What This Means for Humans

What this analysis of studies on the application of aging interventions early in life means for humans remains debatable. Since aging interventions applied early in life, during periods of development, yield the most significant effects on lifespan at times, this suggests that interventions during developmental periods have a significant effect.

All the same, there are risks associated with starting certain aging interventions early and taking them for long periods. For example, long-term rapamycin use is associated with risks like metabolic dysregulation, weakened immunity, and kidney problems. Furthermore, long-term metformin use is associated with side effects like numbness, tingling, and memory problems. As such, individuals interested in using aging interventions before old age should consult with a physician before doing so.

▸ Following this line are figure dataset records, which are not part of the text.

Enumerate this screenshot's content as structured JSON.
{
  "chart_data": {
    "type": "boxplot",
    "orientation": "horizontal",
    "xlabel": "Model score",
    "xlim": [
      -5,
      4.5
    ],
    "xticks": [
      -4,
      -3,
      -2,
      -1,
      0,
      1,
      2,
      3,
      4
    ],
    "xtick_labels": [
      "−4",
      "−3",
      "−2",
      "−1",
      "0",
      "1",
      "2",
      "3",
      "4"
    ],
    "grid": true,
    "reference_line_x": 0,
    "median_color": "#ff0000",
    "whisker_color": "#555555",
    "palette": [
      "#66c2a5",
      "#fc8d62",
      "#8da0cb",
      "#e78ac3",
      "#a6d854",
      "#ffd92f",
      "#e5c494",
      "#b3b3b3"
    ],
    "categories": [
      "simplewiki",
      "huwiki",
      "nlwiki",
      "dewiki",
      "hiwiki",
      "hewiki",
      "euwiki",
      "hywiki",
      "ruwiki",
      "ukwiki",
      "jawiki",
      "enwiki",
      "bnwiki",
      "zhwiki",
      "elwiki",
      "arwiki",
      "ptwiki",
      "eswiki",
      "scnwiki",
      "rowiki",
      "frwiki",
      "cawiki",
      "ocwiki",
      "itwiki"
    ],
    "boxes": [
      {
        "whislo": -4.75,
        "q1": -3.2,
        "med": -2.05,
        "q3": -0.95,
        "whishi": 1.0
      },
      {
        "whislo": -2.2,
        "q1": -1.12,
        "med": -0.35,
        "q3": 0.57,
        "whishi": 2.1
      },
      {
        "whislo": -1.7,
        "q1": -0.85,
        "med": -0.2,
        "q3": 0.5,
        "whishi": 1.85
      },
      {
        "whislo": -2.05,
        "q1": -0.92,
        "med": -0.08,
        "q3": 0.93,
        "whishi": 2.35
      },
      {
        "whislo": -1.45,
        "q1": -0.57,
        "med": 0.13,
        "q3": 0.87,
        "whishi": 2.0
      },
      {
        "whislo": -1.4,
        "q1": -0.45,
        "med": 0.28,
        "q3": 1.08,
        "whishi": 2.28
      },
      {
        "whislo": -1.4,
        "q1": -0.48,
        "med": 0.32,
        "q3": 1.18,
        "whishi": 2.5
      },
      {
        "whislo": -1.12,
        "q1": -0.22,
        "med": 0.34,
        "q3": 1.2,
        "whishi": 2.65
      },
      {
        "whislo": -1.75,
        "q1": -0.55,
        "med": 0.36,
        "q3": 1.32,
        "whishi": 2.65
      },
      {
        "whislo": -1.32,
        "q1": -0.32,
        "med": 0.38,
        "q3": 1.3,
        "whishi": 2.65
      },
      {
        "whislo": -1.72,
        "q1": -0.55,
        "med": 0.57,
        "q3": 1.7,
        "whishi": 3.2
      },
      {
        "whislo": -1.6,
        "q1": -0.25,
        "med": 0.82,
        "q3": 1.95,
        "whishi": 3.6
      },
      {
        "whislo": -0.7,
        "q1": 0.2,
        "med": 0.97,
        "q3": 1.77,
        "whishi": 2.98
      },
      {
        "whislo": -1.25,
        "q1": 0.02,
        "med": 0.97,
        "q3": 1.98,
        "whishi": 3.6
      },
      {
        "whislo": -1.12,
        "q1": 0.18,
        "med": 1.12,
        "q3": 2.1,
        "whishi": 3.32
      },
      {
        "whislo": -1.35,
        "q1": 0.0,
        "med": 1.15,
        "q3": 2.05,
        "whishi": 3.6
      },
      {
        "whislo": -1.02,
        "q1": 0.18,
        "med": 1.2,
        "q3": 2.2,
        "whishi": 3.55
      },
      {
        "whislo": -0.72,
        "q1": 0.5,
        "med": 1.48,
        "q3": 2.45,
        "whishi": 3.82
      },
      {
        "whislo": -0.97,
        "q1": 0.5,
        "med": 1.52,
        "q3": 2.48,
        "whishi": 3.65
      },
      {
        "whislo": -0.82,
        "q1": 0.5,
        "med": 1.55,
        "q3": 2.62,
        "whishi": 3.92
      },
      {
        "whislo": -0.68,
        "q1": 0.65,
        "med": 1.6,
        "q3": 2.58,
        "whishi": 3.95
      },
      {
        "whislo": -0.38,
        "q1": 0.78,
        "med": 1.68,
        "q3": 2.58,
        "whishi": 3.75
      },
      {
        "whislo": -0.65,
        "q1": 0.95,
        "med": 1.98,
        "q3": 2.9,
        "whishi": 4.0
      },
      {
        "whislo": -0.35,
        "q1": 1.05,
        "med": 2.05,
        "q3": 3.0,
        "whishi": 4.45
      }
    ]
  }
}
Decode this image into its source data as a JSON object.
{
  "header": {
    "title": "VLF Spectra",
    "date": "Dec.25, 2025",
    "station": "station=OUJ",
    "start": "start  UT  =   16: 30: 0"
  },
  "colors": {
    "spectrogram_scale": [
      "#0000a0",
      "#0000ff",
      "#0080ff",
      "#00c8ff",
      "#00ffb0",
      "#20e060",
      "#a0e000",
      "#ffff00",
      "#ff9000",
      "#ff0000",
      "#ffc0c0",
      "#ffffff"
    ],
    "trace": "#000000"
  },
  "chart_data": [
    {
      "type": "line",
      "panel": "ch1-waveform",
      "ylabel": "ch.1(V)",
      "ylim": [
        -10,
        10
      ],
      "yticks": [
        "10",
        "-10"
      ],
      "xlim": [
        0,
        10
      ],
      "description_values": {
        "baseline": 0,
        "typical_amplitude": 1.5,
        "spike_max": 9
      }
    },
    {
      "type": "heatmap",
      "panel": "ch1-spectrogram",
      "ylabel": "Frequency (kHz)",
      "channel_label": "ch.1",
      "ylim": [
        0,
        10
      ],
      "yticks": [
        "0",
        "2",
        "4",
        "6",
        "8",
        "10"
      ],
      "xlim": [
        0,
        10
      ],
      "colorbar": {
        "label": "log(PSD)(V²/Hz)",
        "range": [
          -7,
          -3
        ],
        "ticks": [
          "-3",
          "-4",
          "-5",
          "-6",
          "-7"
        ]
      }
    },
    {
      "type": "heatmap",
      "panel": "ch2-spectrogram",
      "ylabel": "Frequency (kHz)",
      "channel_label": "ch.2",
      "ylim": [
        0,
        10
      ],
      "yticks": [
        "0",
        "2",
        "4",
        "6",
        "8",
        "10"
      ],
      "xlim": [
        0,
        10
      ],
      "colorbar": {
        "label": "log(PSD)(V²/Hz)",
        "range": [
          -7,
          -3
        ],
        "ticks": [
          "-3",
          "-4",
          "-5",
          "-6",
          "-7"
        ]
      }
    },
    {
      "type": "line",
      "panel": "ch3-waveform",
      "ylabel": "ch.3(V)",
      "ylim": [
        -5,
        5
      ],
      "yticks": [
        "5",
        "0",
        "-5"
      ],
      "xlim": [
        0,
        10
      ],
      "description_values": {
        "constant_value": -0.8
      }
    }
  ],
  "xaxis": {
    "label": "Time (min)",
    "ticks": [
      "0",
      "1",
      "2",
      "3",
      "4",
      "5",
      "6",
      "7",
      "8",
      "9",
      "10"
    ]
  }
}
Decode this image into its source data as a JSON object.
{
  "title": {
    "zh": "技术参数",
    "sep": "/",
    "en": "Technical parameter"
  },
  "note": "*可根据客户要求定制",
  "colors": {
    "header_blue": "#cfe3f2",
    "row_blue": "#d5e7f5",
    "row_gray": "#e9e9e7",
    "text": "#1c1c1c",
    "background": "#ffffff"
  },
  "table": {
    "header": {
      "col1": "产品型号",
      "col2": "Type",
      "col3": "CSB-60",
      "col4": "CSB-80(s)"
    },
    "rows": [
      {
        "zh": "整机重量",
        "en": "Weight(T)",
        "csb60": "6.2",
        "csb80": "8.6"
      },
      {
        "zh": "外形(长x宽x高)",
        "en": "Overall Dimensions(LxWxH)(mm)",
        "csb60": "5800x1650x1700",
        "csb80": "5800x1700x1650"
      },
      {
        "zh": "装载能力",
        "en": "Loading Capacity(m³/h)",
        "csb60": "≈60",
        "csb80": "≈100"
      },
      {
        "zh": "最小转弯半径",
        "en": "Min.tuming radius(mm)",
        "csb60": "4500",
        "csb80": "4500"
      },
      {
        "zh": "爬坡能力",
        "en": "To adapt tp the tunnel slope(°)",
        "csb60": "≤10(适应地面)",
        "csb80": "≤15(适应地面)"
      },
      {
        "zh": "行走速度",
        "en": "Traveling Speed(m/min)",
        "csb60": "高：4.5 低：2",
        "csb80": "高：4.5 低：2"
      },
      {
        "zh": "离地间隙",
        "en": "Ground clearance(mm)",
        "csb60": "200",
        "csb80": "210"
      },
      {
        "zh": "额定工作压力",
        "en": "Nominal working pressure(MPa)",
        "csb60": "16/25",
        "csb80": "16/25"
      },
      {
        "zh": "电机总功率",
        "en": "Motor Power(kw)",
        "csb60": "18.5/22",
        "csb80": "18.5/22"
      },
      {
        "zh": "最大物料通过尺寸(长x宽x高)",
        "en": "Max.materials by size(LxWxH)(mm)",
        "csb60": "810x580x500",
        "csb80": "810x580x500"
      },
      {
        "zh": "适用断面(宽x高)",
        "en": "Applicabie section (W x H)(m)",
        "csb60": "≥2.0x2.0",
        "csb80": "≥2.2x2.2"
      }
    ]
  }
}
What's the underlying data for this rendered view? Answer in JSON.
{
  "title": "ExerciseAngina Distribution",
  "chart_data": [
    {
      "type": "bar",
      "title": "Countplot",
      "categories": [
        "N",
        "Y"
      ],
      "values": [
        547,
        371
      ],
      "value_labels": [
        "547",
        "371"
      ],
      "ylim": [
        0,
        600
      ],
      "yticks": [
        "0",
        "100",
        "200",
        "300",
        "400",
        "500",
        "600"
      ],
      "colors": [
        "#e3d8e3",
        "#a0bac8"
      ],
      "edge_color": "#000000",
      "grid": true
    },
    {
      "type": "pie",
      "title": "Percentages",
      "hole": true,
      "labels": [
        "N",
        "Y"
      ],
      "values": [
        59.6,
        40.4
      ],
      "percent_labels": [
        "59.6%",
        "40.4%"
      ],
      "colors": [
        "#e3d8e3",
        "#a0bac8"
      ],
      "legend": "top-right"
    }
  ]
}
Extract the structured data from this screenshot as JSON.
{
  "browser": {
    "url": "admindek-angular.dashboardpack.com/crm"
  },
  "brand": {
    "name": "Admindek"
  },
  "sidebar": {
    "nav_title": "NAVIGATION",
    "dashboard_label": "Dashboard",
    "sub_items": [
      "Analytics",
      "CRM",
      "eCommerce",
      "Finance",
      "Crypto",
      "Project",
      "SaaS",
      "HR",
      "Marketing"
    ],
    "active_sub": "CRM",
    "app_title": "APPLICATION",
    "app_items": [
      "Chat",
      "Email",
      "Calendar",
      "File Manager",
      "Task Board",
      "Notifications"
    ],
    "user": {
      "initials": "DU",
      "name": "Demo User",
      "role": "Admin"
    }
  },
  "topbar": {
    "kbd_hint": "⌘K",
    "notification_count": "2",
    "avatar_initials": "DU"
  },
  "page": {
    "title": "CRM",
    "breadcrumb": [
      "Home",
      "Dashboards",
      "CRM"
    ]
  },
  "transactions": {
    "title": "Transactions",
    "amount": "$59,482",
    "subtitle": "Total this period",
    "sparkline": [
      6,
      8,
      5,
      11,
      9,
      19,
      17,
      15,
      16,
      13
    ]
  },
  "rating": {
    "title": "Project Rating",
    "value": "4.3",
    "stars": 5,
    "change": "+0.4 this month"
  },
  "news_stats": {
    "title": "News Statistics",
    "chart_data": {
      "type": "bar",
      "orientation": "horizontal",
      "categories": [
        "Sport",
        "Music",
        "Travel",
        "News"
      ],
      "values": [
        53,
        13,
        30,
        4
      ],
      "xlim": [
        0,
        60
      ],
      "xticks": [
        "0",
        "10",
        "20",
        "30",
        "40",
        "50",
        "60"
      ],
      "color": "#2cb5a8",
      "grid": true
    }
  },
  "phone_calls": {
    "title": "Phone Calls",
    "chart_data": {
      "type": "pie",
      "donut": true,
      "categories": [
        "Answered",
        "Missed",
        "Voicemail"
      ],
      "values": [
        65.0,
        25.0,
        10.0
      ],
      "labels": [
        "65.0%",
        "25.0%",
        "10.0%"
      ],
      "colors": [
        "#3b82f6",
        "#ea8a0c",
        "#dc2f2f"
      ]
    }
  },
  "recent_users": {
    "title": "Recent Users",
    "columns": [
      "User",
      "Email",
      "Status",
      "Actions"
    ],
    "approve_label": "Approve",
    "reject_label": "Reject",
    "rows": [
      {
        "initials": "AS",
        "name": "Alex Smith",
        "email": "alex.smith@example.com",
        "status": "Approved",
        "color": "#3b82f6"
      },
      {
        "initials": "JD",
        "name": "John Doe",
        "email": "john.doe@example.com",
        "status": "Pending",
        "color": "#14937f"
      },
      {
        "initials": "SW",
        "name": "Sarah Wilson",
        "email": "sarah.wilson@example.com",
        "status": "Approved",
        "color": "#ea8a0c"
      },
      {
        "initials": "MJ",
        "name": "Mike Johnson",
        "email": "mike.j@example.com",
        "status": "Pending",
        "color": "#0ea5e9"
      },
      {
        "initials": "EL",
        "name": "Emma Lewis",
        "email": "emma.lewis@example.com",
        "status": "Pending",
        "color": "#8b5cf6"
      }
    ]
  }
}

Since development before puberty is a crucial period for shaping healthy, functional human adults, applying aging interventions during this period of life in humans remains, in large part, highly controversial. Bartke and colleagues’ analysis of studies does, however, raise the question of whether beginning aging interventions in earlier adult years, such as in the 30s, may modulate aging pathways to optimize longevity. However, only future human trials measuring aging interventions’ effects on things like metabolic parameters and body weight composition will provide better insight as to when to start taking interventions.